Les mutations de la consommation des ménages

Que de profonds bouleversements dans la répartition des budgets des ménages entre les différents postes de consommation depuis 25 ans.

Premier constat, la forte progression des dépenses socialisées. Je m’explique. Les ménages ne paient pas directement tout ce qu’ils consomment et certaines dépenses sont mutualisées sur l’ensemble de la population et gérées par les pouvoirs publics. C’est le cas pour les dépenses d’éducation, de santé ou même d’une partie du logement avec les différents systèmes d’aides. Cette part de la consommation socialisée dans le total est passée d’à peine plus de 20% en 1990 à 25% aujourd’hui. Cela explique d’ailleurs pourquoi, la consommation à mieux résisté en France à la crise de 2008 que dans la majorité des pays développés.
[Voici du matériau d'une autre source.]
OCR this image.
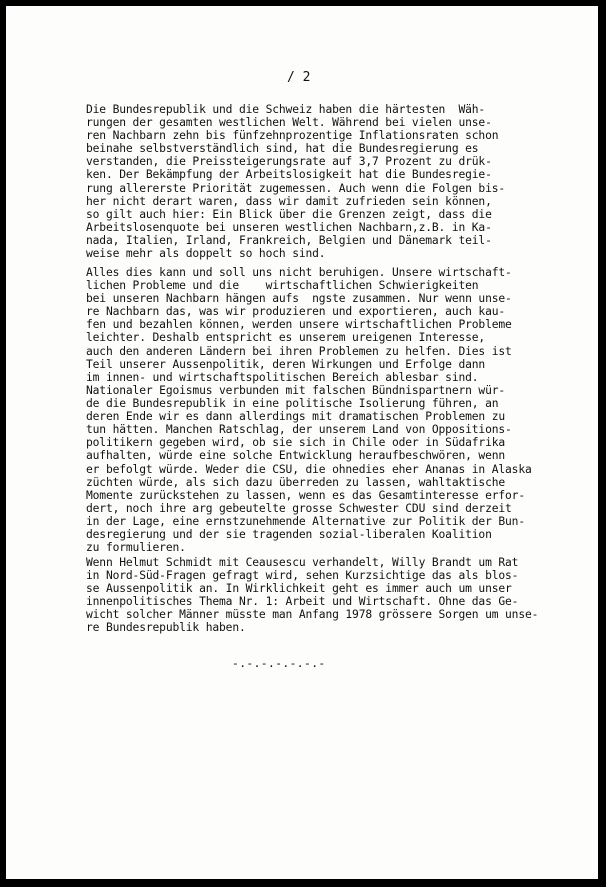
/ 2
Die Bundesrepublik und die Schweiz haben die härtesten  Wäh-
rungen der gesamten westlichen Welt. Während bei vielen unse-
ren Nachbarn zehn bis fünfzehnprozentige Inflationsraten schon
beinahe selbstverständlich sind, hat die Bundesregierung es
verstanden, die Preissteigerungsrate auf 3,7 Prozent zu drük-
ken. Der Bekämpfung der Arbeitslosigkeit hat die Bundesregie-
rung allererste Priorität zugemessen. Auch wenn die Folgen bis-
her nicht derart waren, dass wir damit zufrieden sein können,
so gilt auch hier: Ein Blick über die Grenzen zeigt, dass die
Arbeitslosenquote bei unseren westlichen Nachbarn,z.B. in Ka-
nada, Italien, Irland, Frankreich, Belgien und Dänemark teil-
weise mehr als doppelt so hoch sind.
Alles dies kann und soll uns nicht beruhigen. Unsere wirtschaft-
lichen Probleme und die    wirtschaftlichen Schwierigkeiten
bei unseren Nachbarn hängen aufs  ngste zusammen. Nur wenn unse-
re Nachbarn das, was wir produzieren und exportieren, auch kau-
fen und bezahlen können, werden unsere wirtschaftlichen Probleme
leichter. Deshalb entspricht es unserem ureigenen Interesse,
auch den anderen Ländern bei ihren Problemen zu helfen. Dies ist
Teil unserer Aussenpolitik, deren Wirkungen und Erfolge dann
im innen- und wirtschaftspolitischen Bereich ablesbar sind.
Nationaler Egoismus verbunden mit falschen Bündnispartnern wür-
de die Bundesrepublik in eine politische Isolierung führen, an
deren Ende wir es dann allerdings mit dramatischen Problemen zu
tun hätten. Manchen Ratschlag, der unserem Land von Oppositions-
politikern gegeben wird, ob sie sich in Chile oder in Südafrika
aufhalten, würde eine solche Entwicklung heraufbeschwören, wenn
er befolgt würde. Weder die CSU, die ohnedies eher Ananas in Alaska
züchten würde, als sich dazu überreden zu lassen, wahltaktische
Momente zurückstehen zu lassen, wenn es das Gesamtinteresse erfor-
dert, noch ihre arg gebeutelte grosse Schwester CDU sind derzeit
in der Lage, eine ernstzunehmende Alternative zur Politik der Bun-
desregierung und der sie tragenden sozial-liberalen Koalition
zu formulieren.
Wenn Helmut Schmidt mit Ceausescu verhandelt, Willy Brandt um Rat
in Nord-Süd-Fragen gefragt wird, sehen Kurzsichtige das als blos-
se Aussenpolitik an. In Wirklichkeit geht es immer auch um unser
innenpolitisches Thema Nr. 1: Arbeit und Wirtschaft. Ohne das Ge-
wicht solcher Männer müsste man Anfang 1978 grössere Sorgen um unse-
re Bundesrepublik haben.
-.-.-.-.-.-.-
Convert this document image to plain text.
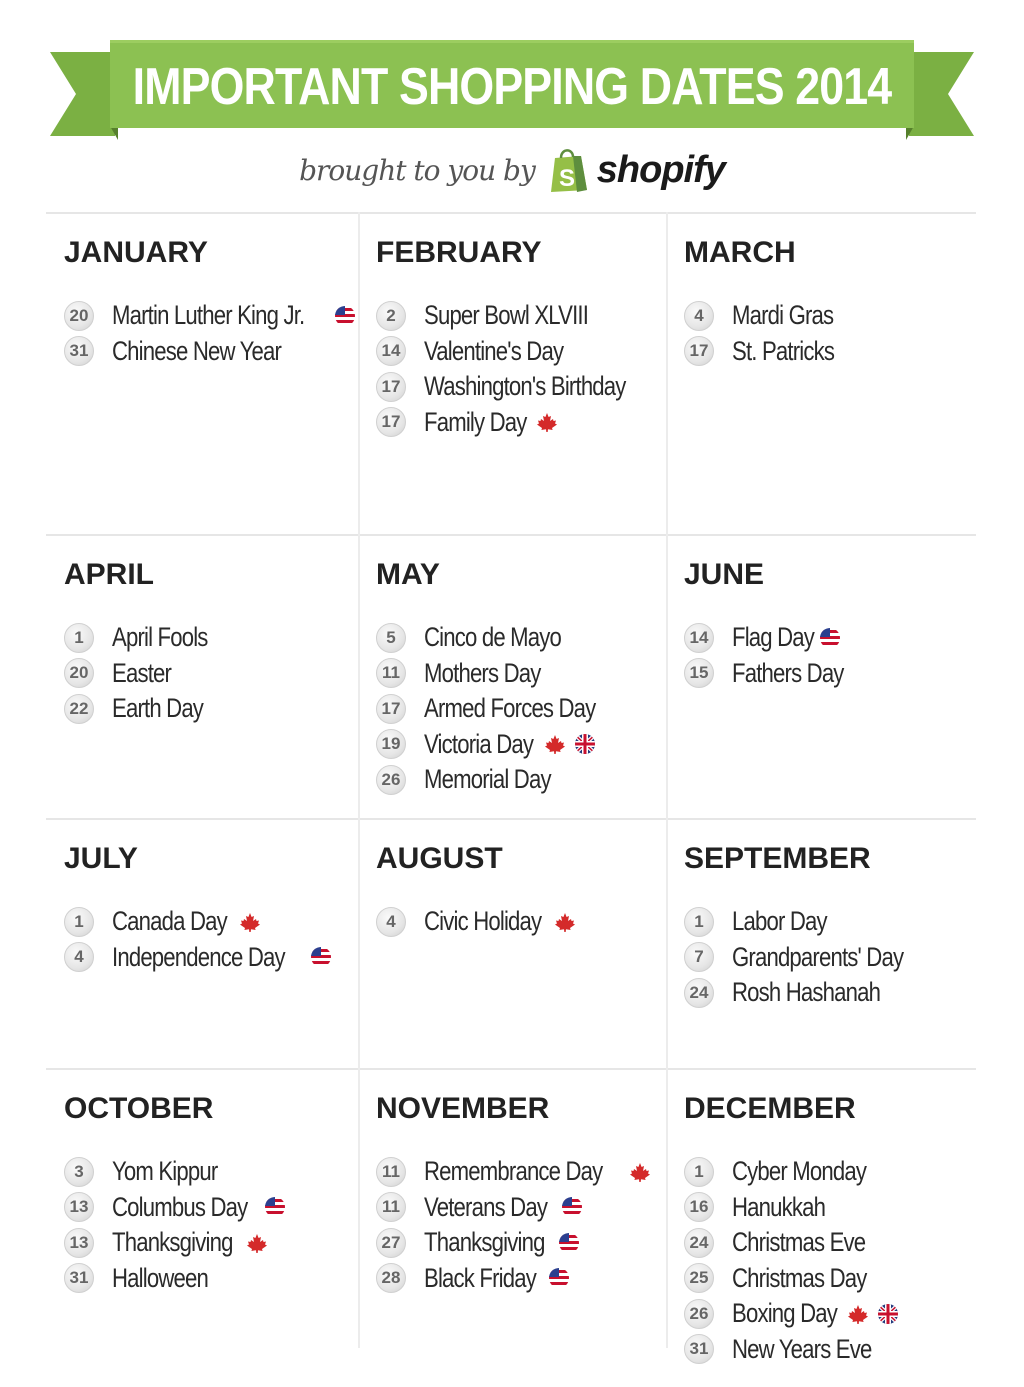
IMPORTANT SHOPPING DATES 2014
brought to you by S shopify
JANUARY
20 Martin Luther King Jr.
31 Chinese New Year
FEBRUARY
2	Super Bowl XLVIII
14 Valentine's Day
17 Washington's Birthday
17 Family Day
MARCH
4	Mardi Gras
17 St. Patricks
APRIL
1	April Fools
20 Easter
22 Earth Day
MAY
5	Cinco de Mayo
11 Mothers Day
17 Armed Forces Day
19 Victoria Day
26 Memorial Day
JUNE
14 Flag Day
15 Fathers Day
JULY
1	Canada Day
4	Independence Day
AUGUST
4	Civic Holiday
SEPTEMBER
1	Labor Day
7	Grandparents' Day
24 Rosh Hashanah
OCTOBER
3	Yom Kippur
13 Columbus Day
13 Thanksgiving
31 Halloween
NOVEMBER
11 Remembrance Day
11 Veterans Day
27 Thanksgiving
28 Black Friday
DECEMBER
1	Cyber Monday
16 Hanukkah
24 Christmas Eve
25 Christmas Day
26 Boxing Day
31 New Years Eve
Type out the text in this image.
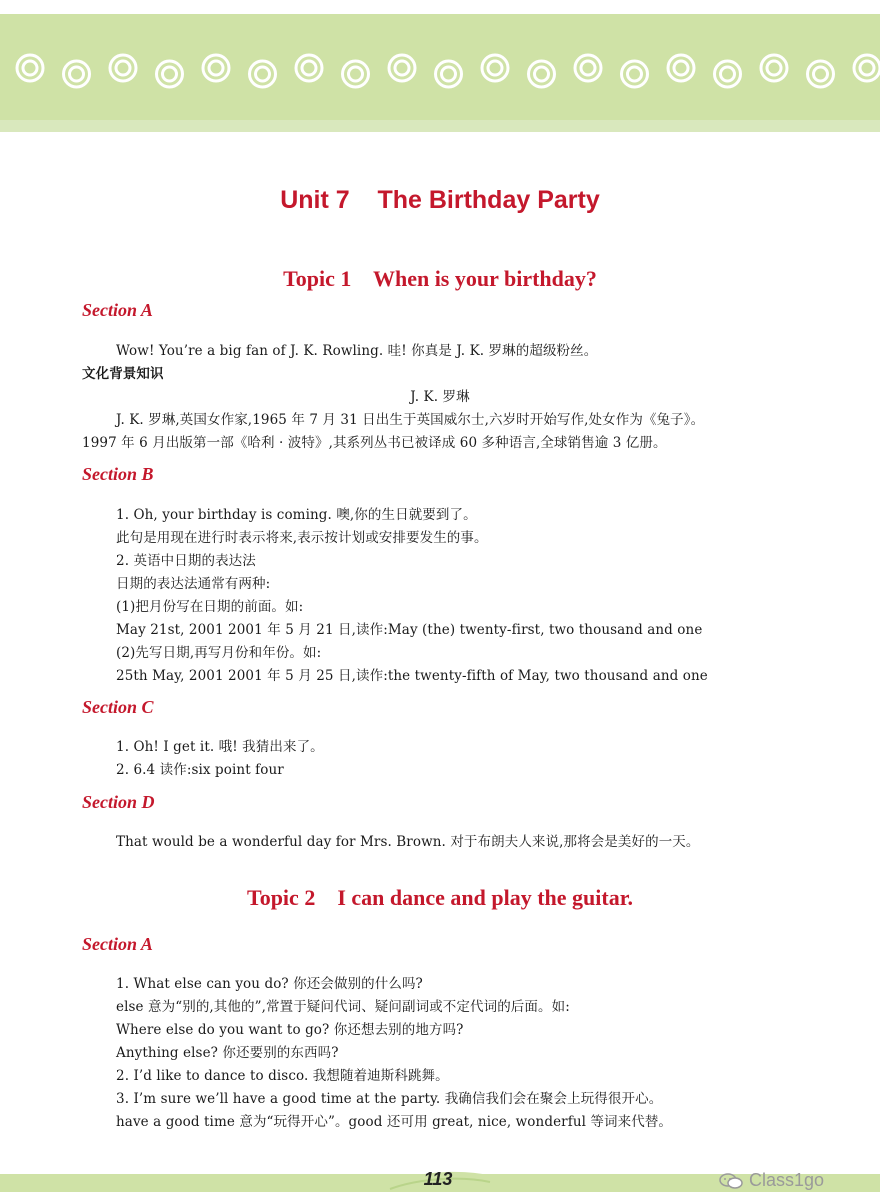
Unit 7    The Birthday Party
Topic 1    When is your birthday?
Section A
Wow! You’re a big fan of J. K. Rowling. 哇! 你真是 J. K. 罗琳的超级粉丝。
文化背景知识
J. K. 罗琳
J. K. 罗琳,英国女作家,1965 年 7 月 31 日出生于英国威尔士,六岁时开始写作,处女作为《兔子》。
1997 年 6 月出版第一部《哈利 · 波特》,其系列丛书已被译成 60 多种语言,全球销售逾 3 亿册。
Section B
1. Oh, your birthday is coming. 噢,你的生日就要到了。
此句是用现在进行时表示将来,表示按计划或安排要发生的事。
2. 英语中日期的表达法
日期的表达法通常有两种:
(1)把月份写在日期的前面。如:
May 21st, 2001 2001 年 5 月 21 日,读作:May (the) twenty-first, two thousand and one
(2)先写日期,再写月份和年份。如:
25th May, 2001 2001 年 5 月 25 日,读作:the twenty-fifth of May, two thousand and one
Section C
1. Oh! I get it. 哦! 我猜出来了。
2. 6.4 读作:six point four
Section D
That would be a wonderful day for Mrs. Brown. 对于布朗夫人来说,那将会是美好的一天。
Topic 2    I can dance and play the guitar.
Section A
1. What else can you do? 你还会做别的什么吗?
else 意为“别的,其他的”,常置于疑问代词、疑问副词或不定代词的后面。如:
Where else do you want to go? 你还想去别的地方吗?
Anything else? 你还要别的东西吗?
2. I’d like to dance to disco. 我想随着迪斯科跳舞。
3. I’m sure we’ll have a good time at the party. 我确信我们会在聚会上玩得很开心。
have a good time 意为“玩得开心”。good 还可用 great, nice, wonderful 等词来代替。
113	Class1go
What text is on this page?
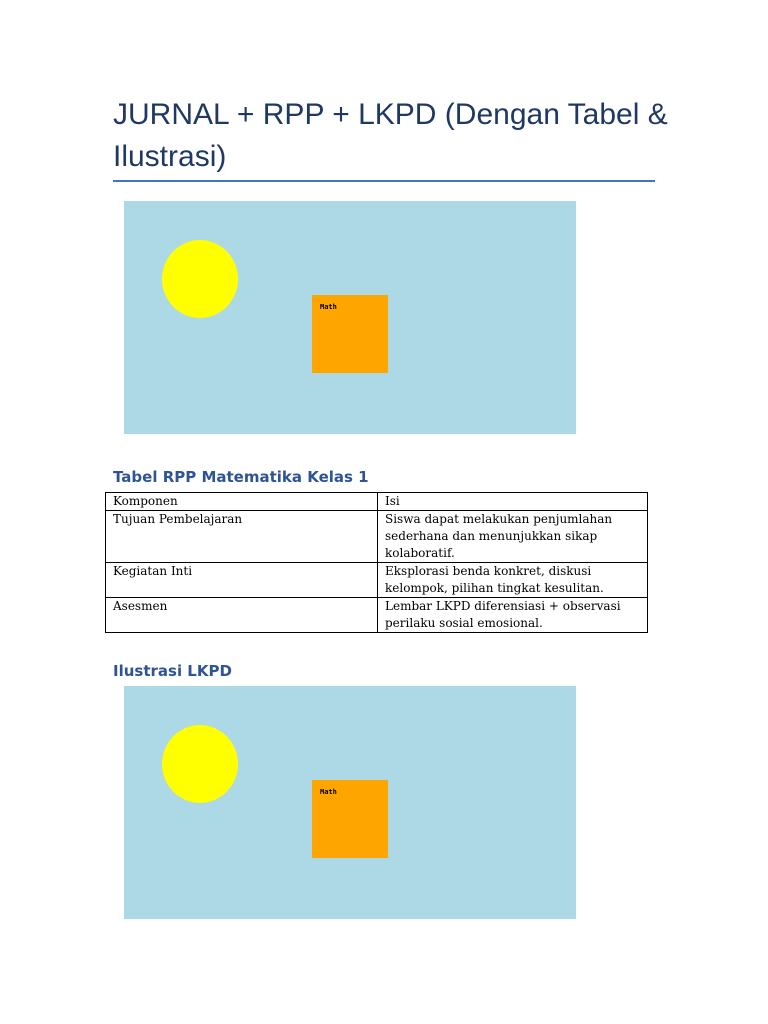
JURNAL + RPP + LKPD (Dengan Tabel & Ilustrasi)
Math
Tabel RPP Matematika Kelas 1
Komponen	Isi
Tujuan Pembelajaran	Siswa dapat melakukan penjumlahan sederhana dan menunjukkan sikap kolaboratif.
Kegiatan Inti	Eksplorasi benda konkret, diskusi kelompok, pilihan tingkat kesulitan.
Asesmen	Lembar LKPD diferensiasi + observasi perilaku sosial emosional.
Ilustrasi LKPD
Math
Deuxième constat, la loi d’Engel est toujours pertinente. D’après cette loi, la part de revenu consacrée à l’alimentaire diminue au fur et à mesure que le revenu s’élève. En effet, on ne passe pas de 250 à 500 grammes de viande consommée par jour même si son revenu a doublé. Par extension, cette loi s’applique à toute une série de biens et services dits « inférieurs » qui correspondent aux besoins indispensables à la vie courante, les premiers à être satisfaits et dont le poids relatif dans la consommation totale diminue en même temps que le revenu augmente. Ainsi, l’effort consacré par les Français pour se nourrir, se vêtir, se loger, équiper son logement et, se déplacer, c’est-à-dire l’effort consacré aux fonctions essentielles diminue avec le temps et la croissance des revenus qui l’a accompagnée. Le blocage du pouvoir d’achat lié aux tours de vis fiscal après la crise de 2008 a certes contraint les Français à se reconcentrer un temps sur l’essentiel mais à 46,8% du total ces dépenses sont à leur plancher. La tendance à la baisse est donc bien là, elle-est même spectaculaire en élargissant l’échelle du temps sur les 50 dernières années avec 13 points de moins pour les dépenses essentielles. A l’opposé les biens et services supérieurs, eux, progressent plus vite que les revenus : Les dépenses de santé sont l’archétype même de ce type de biens et services. C’est certes la conséquence de l’allongement de la durée de vie, du vieillissement de la population, du développement de l’offre de soins mais aussi du maintien d’une très bonne protection sociale et de l’élévation du niveau de vie qui a permis aux ménages de de se dégager les marges de manœuvres nécessaire pour diriger une part croissante de leur ressources à leur bien-être. Conséquence, les dépenses de santé prennent désormais plus de place dans la consommation effective des ménages que l’alimentation !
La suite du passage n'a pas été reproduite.